The prospect of Rock Canyon being transformed from scenic recreation spot to excavation eyesore has Provo residents up in arms. Utah resident Richard Davis is awaiting the approval of a permit which would give him the go ahead to spend 10 hours a day, Monday to Friday for the next three to five years, hammering and back-hoeing the mountain away. Davis’ public relations guru, John Park, did an excellent job assuring the 100-plus angry citizens who gathered last Saturday morning to protest the project that the quarry will be safe. A six to eight foot “safety berm” will be in place. For those worried about falling rocks crushing houses, children and beloved family pets, rest assured, the “berm” will save you all.
The main concern of Provo residents, however, wasn’t safety, but beauty. Residents are worried that without the picturesque view of jagged rocks juxtaposed against the piercing azure sky and the Provo Temple’s radiant angel Moroni, Provo postcard sales will slump. No one wants a postcard of orange construction cones, dump trucks and pebbles. One resident asked point-blank, “Why would the city even consider a proposal that would destroy the most beautiful area of this town?” Park’s reply was both thoughtful and satisfying: “It’s the consequence of a free country, I guess.”
One of the wonders of living in a free country is the fact that people are “free” to act in their own self-interest. BYU geologist Lehi Hintze, who, according the The Daily Harold, has studied Rock Canyon for decades, told the crowd that the cliff Davis seeks to remove is “not a rare rock, nor particularly valuable. … It’s the kind of rock that is used as riprap — piles of rock used for erosion control. Ask yourself, why would he want to propose a quarry? I think he basically wants to be bought off.”
What the citizens gathered in protest on Saturday and the many at home who agree with them have neglected to acknowledge is that the “riprap” rock in question could be put to good use for the people of Provo. Davis’ motives aside, this could be a fabulous idea. Why didn’t anyone think of it before?
We could use the rocks to expand the Y on the mountain, adding perhaps a “B” and a “U” or maybe even the whole mission statement. We could build a fortress to segregate campus into a boy half and a girl half, or to simply block Helaman Halls from the rest of us. We could create a literal “Zion Curtain,” solving all confusion about where that pesky 2-mile radius line really is. We could use the excavated rocks for an endless number of BYUSA activities, a giant game of “King of the Rock Pile,” perhaps? We could supply every BYU fan with something to hurl at our athletic opponents, or bestow each student with a personal prayer rock. BYU could give out complimentary boulders to married students, engraved with their names and wedding dates. We could enhance campus grounds with wishing wells, both enchanting and profitable, and bulldoze the old president’s house and replace it with a “President’s Castle.”

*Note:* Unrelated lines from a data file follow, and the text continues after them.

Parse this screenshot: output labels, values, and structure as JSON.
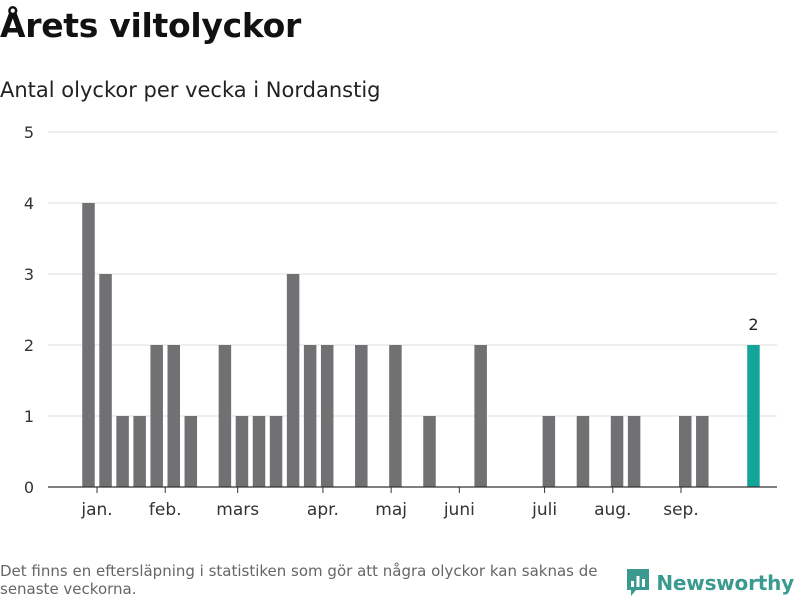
{
  "title": "Årets viltolyckor",
  "subtitle": "Antal olyckor per vecka i Nordanstig",
  "footer_note": "Det finns en eftersläpning i statistiken som gör att några olyckor kan saknas de senaste veckorna.",
  "brand": "Newsworthy",
  "colors": {
    "bar": "#717073",
    "highlight": "#13a59a",
    "grid": "#dddddd",
    "axis": "#333333",
    "brand": "#3a9a8f"
  },
  "chart_data": {
    "type": "bar",
    "title": "Antal olyckor per vecka i Nordanstig",
    "xlabel": "",
    "ylabel": "",
    "ylim": [
      0,
      5
    ],
    "yticks": [
      "0",
      "1",
      "2",
      "3",
      "4",
      "5"
    ],
    "x": [
      1,
      2,
      3,
      4,
      5,
      6,
      7,
      8,
      9,
      10,
      11,
      12,
      13,
      14,
      15,
      16,
      17,
      18,
      19,
      20,
      21,
      22,
      23,
      24,
      25,
      26,
      27,
      28,
      29,
      30,
      31,
      32,
      33,
      34,
      35,
      36,
      37,
      38,
      39,
      40
    ],
    "values": [
      4,
      3,
      1,
      1,
      2,
      2,
      1,
      0,
      2,
      1,
      1,
      1,
      3,
      2,
      2,
      0,
      2,
      0,
      2,
      0,
      1,
      0,
      0,
      2,
      0,
      0,
      0,
      1,
      0,
      1,
      0,
      1,
      1,
      0,
      0,
      1,
      1,
      0,
      0,
      2
    ],
    "month_labels": [
      {
        "label": "jan.",
        "week": 1.5
      },
      {
        "label": "feb.",
        "week": 5.5
      },
      {
        "label": "mars",
        "week": 9.75
      },
      {
        "label": "apr.",
        "week": 14.75
      },
      {
        "label": "maj",
        "week": 18.75
      },
      {
        "label": "juni",
        "week": 22.75
      },
      {
        "label": "juli",
        "week": 27.75
      },
      {
        "label": "aug.",
        "week": 31.75
      },
      {
        "label": "sep.",
        "week": 35.75
      }
    ],
    "highlight_week": 40,
    "annotations": [
      {
        "week": 40,
        "text": "2"
      }
    ],
    "grid": true,
    "legend": "none"
  }
}
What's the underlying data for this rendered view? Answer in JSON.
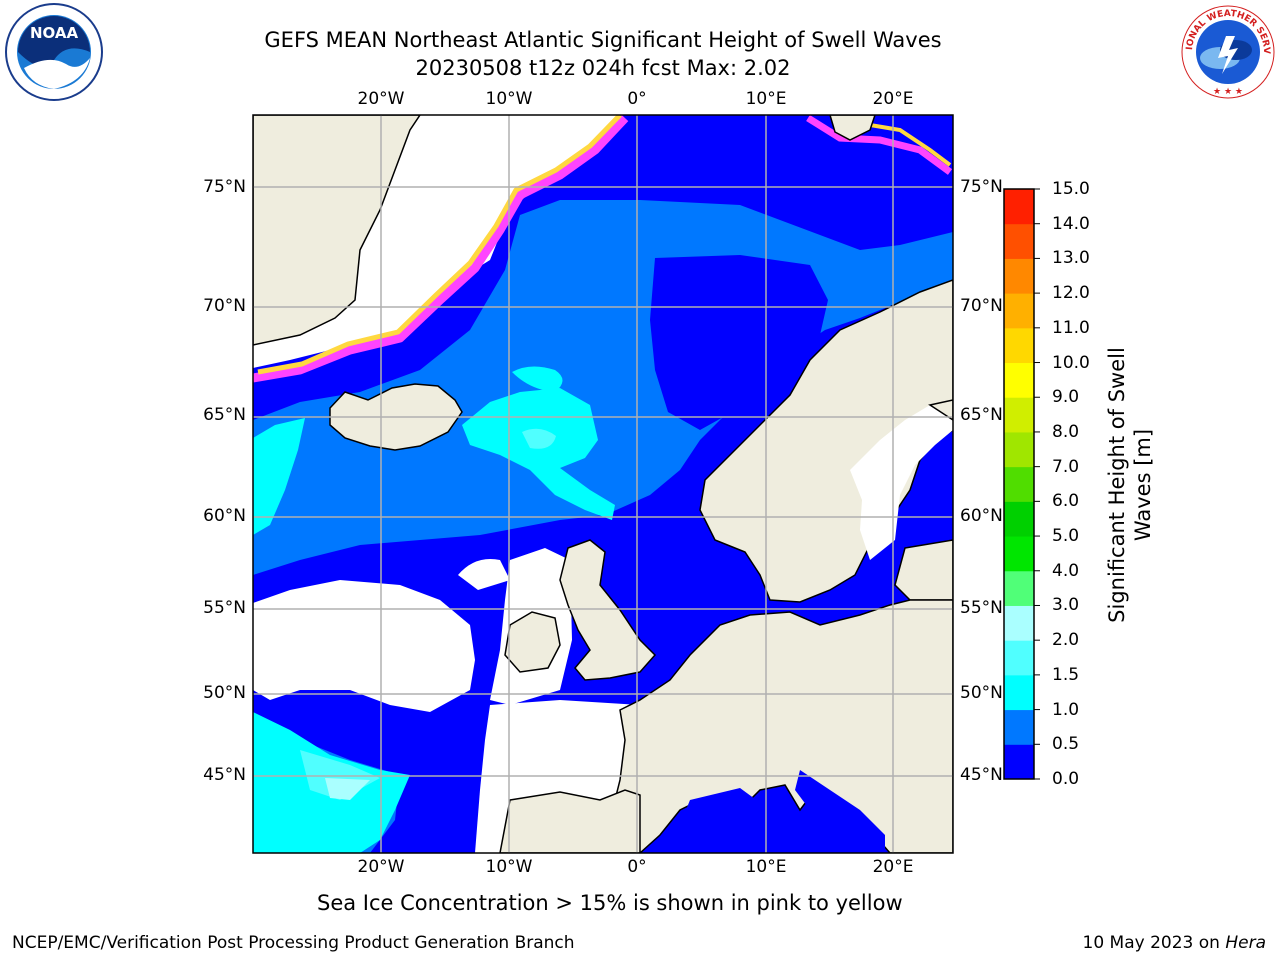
{
  "title_line1": "GEFS MEAN Northeast Atlantic Significant Height of Swell Waves",
  "title_line2": "20230508 t12z 024h fcst   Max: 2.02",
  "lon_labels": [
    "20°W",
    "10°W",
    "0°",
    "10°E",
    "20°E"
  ],
  "lat_labels": [
    "75°N",
    "70°N",
    "65°N",
    "60°N",
    "55°N",
    "50°N",
    "45°N"
  ],
  "colorbar": {
    "title_line1": "Significant Height of Swell",
    "title_line2": "Waves [m]",
    "ticks": [
      "15.0",
      "14.0",
      "13.0",
      "12.0",
      "11.0",
      "10.0",
      "9.0",
      "8.0",
      "7.0",
      "6.0",
      "5.0",
      "4.0",
      "3.0",
      "2.0",
      "1.5",
      "1.0",
      "0.5",
      "0.0"
    ],
    "colors": [
      "#0000ff",
      "#0078ff",
      "#00ffff",
      "#50ffff",
      "#aaffff",
      "#50ff78",
      "#00e600",
      "#00d000",
      "#50dd00",
      "#a0e600",
      "#d0ee00",
      "#ffff00",
      "#ffd800",
      "#ffb000",
      "#ff8800",
      "#ff5000",
      "#ff2000"
    ]
  },
  "map_colors": {
    "land": "#efedde",
    "swell_0_0_5": "#0000ff",
    "swell_0_5_1": "#0078ff",
    "swell_1_1_5": "#00ffff",
    "swell_1_5_2": "#50ffff",
    "swell_2_3": "#aaffff",
    "ice_pink": "#ff44ff",
    "ice_yellow": "#ffd840",
    "grid": "#b0b0b0"
  },
  "footnote": "Sea Ice Concentration > 15% is shown in pink to yellow",
  "credit": "NCEP/EMC/Verification Post Processing Product Generation Branch",
  "date_text": "10 May 2023 on ",
  "date_machine": "Hera",
  "logos": {
    "noaa": "NOAA",
    "nws": "NATIONAL WEATHER SERVICE"
  }
}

And these are just the possibilities for BYU. The benefits for other Provo residents are limitless — a boosted economy, a prolonged sunrise, a view of Colorado. You name it. Excavating Rock Canyon would add all kinds of enhancements to quality of life in Provo, and it would rid us of some key vices. Rock climbers, almost as troublesome as “sinboarders,” would be inhibited by the quarry. The annoyance of wildlife — the movement, the noises — obliterated. If Mr. Park’s boss gets his wish, it would also be much more difficult for adolescents, and even full-blown adults, to “park” at the mouth of the canyon and use their mouths in inappropriate ways.
So, Mr. Park — and Mr. Davis — while most of Provo hates your idea, we love it. We’re thrilled with the possibilities involved in giving nature a good kick, just for the heck of it. What fun this could be! We’ll even help you hold off the protesters, just as long as we get first dibs on the riprap. Our first project? Building a giant meteor in the middle of Brigham Square for April Fool’s Day. So get to work.
This editorial represents the opinion of The Daily Universe editorial board. Opinions expressed here are not necessarily those of BYU, its administration or The Church of Jesus Christ of Latter-day Saints.